After the death of Zabdiel Boylston, the first inoculator for smallpox in America, Dr. Aspinwall took up the business of inoculation and practiced it extensively in a licensed private hospital in Brookline. On the introduction of vaccination he was present at one of Dr. Benjamin Waterhouse's demonstrations, and becoming convinced of the superiority of vaccination gave up inoculation, although at a great pecuniary loss to himself. "This new inoculation will take from me a handsome annual income, yet, as a man of humanity, I rejoice in it," said he, in a letter to Dr. Waterhouse.

For forty-five years he conducted a very large practice, most of the time going his rounds on horseback, and often covering forty miles in a day.

He lost one eye by an accident in his youth, and late in life was afflicted by a cataract in the remaining one. Dr. Nathan Smith attempted unsuccessfully to remove the cataract, therefore his last years were passed in darkness. He died in the house which he built on Aspinwall Hill, April 16, 1823, of "natural decay," at the age of 79.

He was elected a fellow of the Massachusetts Medical Society in 1812, and Harvard College conferred on him the honorary M. D. in 1808.

He married Susanna Gardner in 1776, and they had seven children.

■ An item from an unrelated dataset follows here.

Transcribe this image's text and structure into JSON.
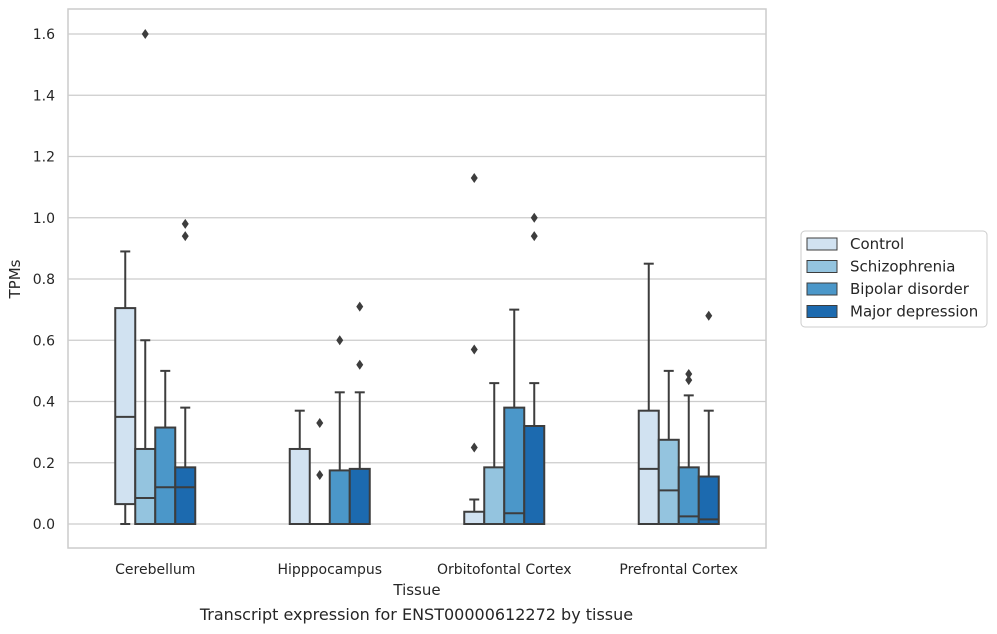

Gilbert Stuart painted his portrait, which was in the possession of his son-in-law, Lewis Tappan, a noted New York abolitionist, at the time when pro-slavery rioters broke into his home in 1834. The portrait so much resembled George Washington that the mob, thinking it a picture of the father of his country, spared it.

The following offices were held by him during his lifetime: Town treasurer, warden, surveyor, State representative, and senator. While studying medicine in 1769 he wrote a sketch of his ancestors, which has been preserved by his descendants. William Aspinwall died on 16 April 1823 in Brookline.